O frustrado Leonard, de 49 anos, desabafou da maneira que a maioria das pessoas faz hoje em dia: nas redes sociais, com um longo post no Instagram. “São 25 anos de desrespeito por parte das pessoas que embolsaram a maior parte (trocadilho intencional) dos lucros do NOSSO trabalho, e isso parece nojento e sem classe.”, ele escreveu. 

Através de um porta-voz, a Lionsgate recusou-se a comentar esta história e ainda não respondeu publicamente aos pedidos ou reclamações do elenco.

Baseado na história fictícia de universitários que desapareceram enquanto filmavam um documentário sobre uma bruxa escondida nas florestas de Burkittsville, Maryland, o “Projeto Bruxa de Blair” foi filmado com um orçamento de US$ 35 mil (R$ 197 mil). Com os custos de marketing e pós-produção, esse número subiu para mais de US$ 250 mil (R$ 1,5 milhão) e, por fim, arrecadou impressionantes US$ 248 milhões (R$ 1,4 bilhão) nas bilheterias globais. 

Uma análise da OpusData (cuja empresa-mãe é responsável pelo site de dados de bilheteria The Numbers) mostra que a receita bruta total, incluindo fontes auxiliares (vendas e aluguel de vídeo, exibições na TV a cabo e mais) é de US$ 372 milhões (R$ 2,1 bilhões), um valor que parece nunca ter sido relatado.

Os três principais atores do filme – Leonard, juntamente com Heather Donahue e Michael C. Williams – tornaram-se estrelas da noite para o dia. Eles foram pagos apenas US$ 1 mil (R$ 5,6 mil) pelas duas semanas que levaram para filmar Blair Witch com câmeras de vídeo portáteis. Quanto dinheiro adicional as estrelas ganharam com o filme, e quanto poderiam ter ganhado, nunca foi relatado. A Forbes estima que desde a estreia do filme, os atores receberam US$ 375 mil (R$ 2,1 milhões) cada, com a maioria proveniente de acordos e, principalmente, não dos lucros de bilheteria do filme.

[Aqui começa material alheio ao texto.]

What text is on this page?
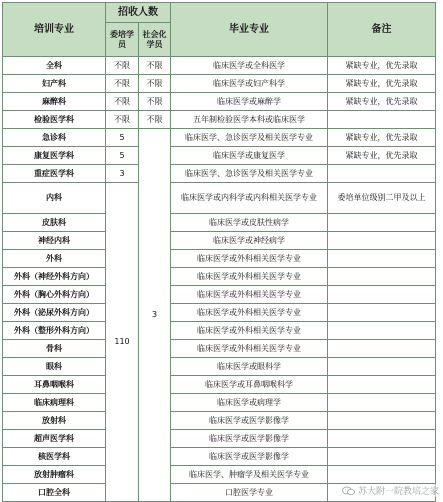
培训专业	招收人数		毕业专业	备注
	委培学员	社会化学员		
全科	不限	不限	临床医学或全科医学	紧缺专业，优先录取
妇产科	不限	不限	临床医学或妇产科学	紧缺专业，优先录取
麻醉科	不限	不限	临床医学或麻醉学	紧缺专业，优先录取
检验医学科	不限	不限	五年制检验医学本科或临床医学	
急诊科	5	3	临床医学、急诊医学及相关医学专业	紧缺专业，优先录取
康复医学科	5		临床医学或康复医学	紧缺专业，优先录取
重症医学科	3		临床医学、急诊医学及相关医学专业	
内科	110		临床医学或内科学或内科相关医学专业	委培单位级别二甲及以上
皮肤科			临床医学或皮肤性病学	
神经内科			临床医学或神经病学	
外科			临床医学或外科相关医学专业	
外科（神经外科方向）			临床医学或外科相关医学专业	
外科（胸心外科方向）			临床医学或外科相关医学专业	
外科（泌尿外科方向）			临床医学或外科相关医学专业	
外科（整形外科方向）			临床医学或外科相关医学专业	
骨科			临床医学或外科相关医学专业	
眼科			临床医学或眼科学	
耳鼻咽喉科			临床医学或耳鼻咽喉科学	
临床病理科			临床医学或病理学	
放射科			临床医学或医学影像学	
超声医学科			临床医学或医学影像学	
核医学科			临床医学或医学影像学	
放射肿瘤科			临床医学、肿瘤学及相关医学专业	
口腔全科			口腔医学专业		苏大附一院教培之家
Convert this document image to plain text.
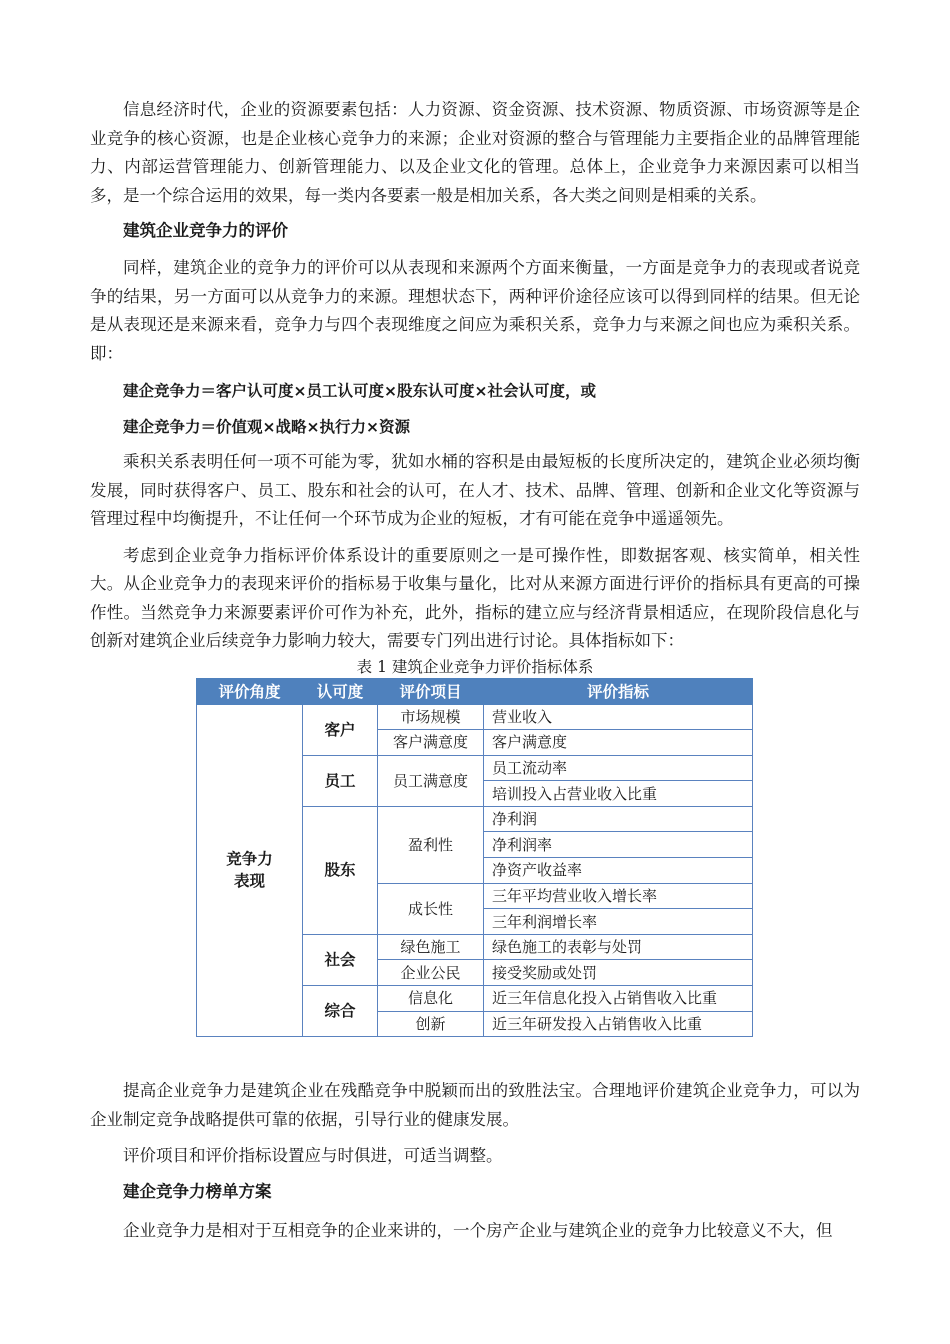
信息经济时代，企业的资源要素包括：人力资源、资金资源、技术资源、物质资源、市场资源等是企业竞争的核心资源，也是企业核心竞争力的来源；企业对资源的整合与管理能力主要指企业的品牌管理能力、内部运营管理能力、创新管理能力、以及企业文化的管理。总体上，企业竞争力来源因素可以相当多，是一个综合运用的效果，每一类内各要素一般是相加关系，各大类之间则是相乘的关系。

建筑企业竞争力的评价

同样，建筑企业的竞争力的评价可以从表现和来源两个方面来衡量，一方面是竞争力的表现或者说竞争的结果，另一方面可以从竞争力的来源。理想状态下，两种评价途径应该可以得到同样的结果。但无论是从表现还是来源来看，竞争力与四个表现维度之间应为乘积关系，竞争力与来源之间也应为乘积关系。即：

建企竞争力＝客户认可度×员工认可度×股东认可度×社会认可度，或

建企竞争力＝价值观×战略×执行力×资源

乘积关系表明任何一项不可能为零，犹如水桶的容积是由最短板的长度所决定的，建筑企业必须均衡发展，同时获得客户、员工、股东和社会的认可，在人才、技术、品牌、管理、创新和企业文化等资源与管理过程中均衡提升，不让任何一个环节成为企业的短板，才有可能在竞争中遥遥领先。

考虑到企业竞争力指标评价体系设计的重要原则之一是可操作性，即数据客观、核实简单，相关性大。从企业竞争力的表现来评价的指标易于收集与量化，比对从来源方面进行评价的指标具有更高的可操作性。当然竞争力来源要素评价可作为补充，此外，指标的建立应与经济背景相适应，在现阶段信息化与创新对建筑企业后续竞争力影响力较大，需要专门列出进行讨论。具体指标如下：

表 1 建筑企业竞争力评价指标体系

评价角度	认可度	评价项目	评价指标
竞争力
表现	客户	市场规模	营业收入
		客户满意度	客户满意度
	员工	员工满意度	员工流动率
			培训投入占营业收入比重
	股东	盈利性	净利润
			净利润率
			净资产收益率
		成长性	三年平均营业收入增长率
			三年利润增长率
	社会	绿色施工	绿色施工的表彰与处罚
		企业公民	接受奖励或处罚
	综合	信息化	近三年信息化投入占销售收入比重
		创新	近三年研发投入占销售收入比重

提高企业竞争力是建筑企业在残酷竞争中脱颖而出的致胜法宝。合理地评价建筑企业竞争力，可以为企业制定竞争战略提供可靠的依据，引导行业的健康发展。

评价项目和评价指标设置应与时俱进，可适当调整。

建企竞争力榜单方案

企业竞争力是相对于互相竞争的企业来讲的，一个房产企业与建筑企业的竞争力比较意义不大，但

Se os atores tivessem sido pagos de acordo com seu contrato original, a Forbes estima que cada um teria recebido aproximadamente US$ 1,3 milhão (mais perto de US$ 2,5 milhões quando ajustado pela inflação). Por que os atores de Blair Witch nunca receberam esses milhões é um caso de uma clássica contabilidade hollywoodiana, uma prática que os estúdios historicamente empregaram para esconder as finanças e, portanto, evitar compartilhar os lucros com o elenco e a equipe de um filme.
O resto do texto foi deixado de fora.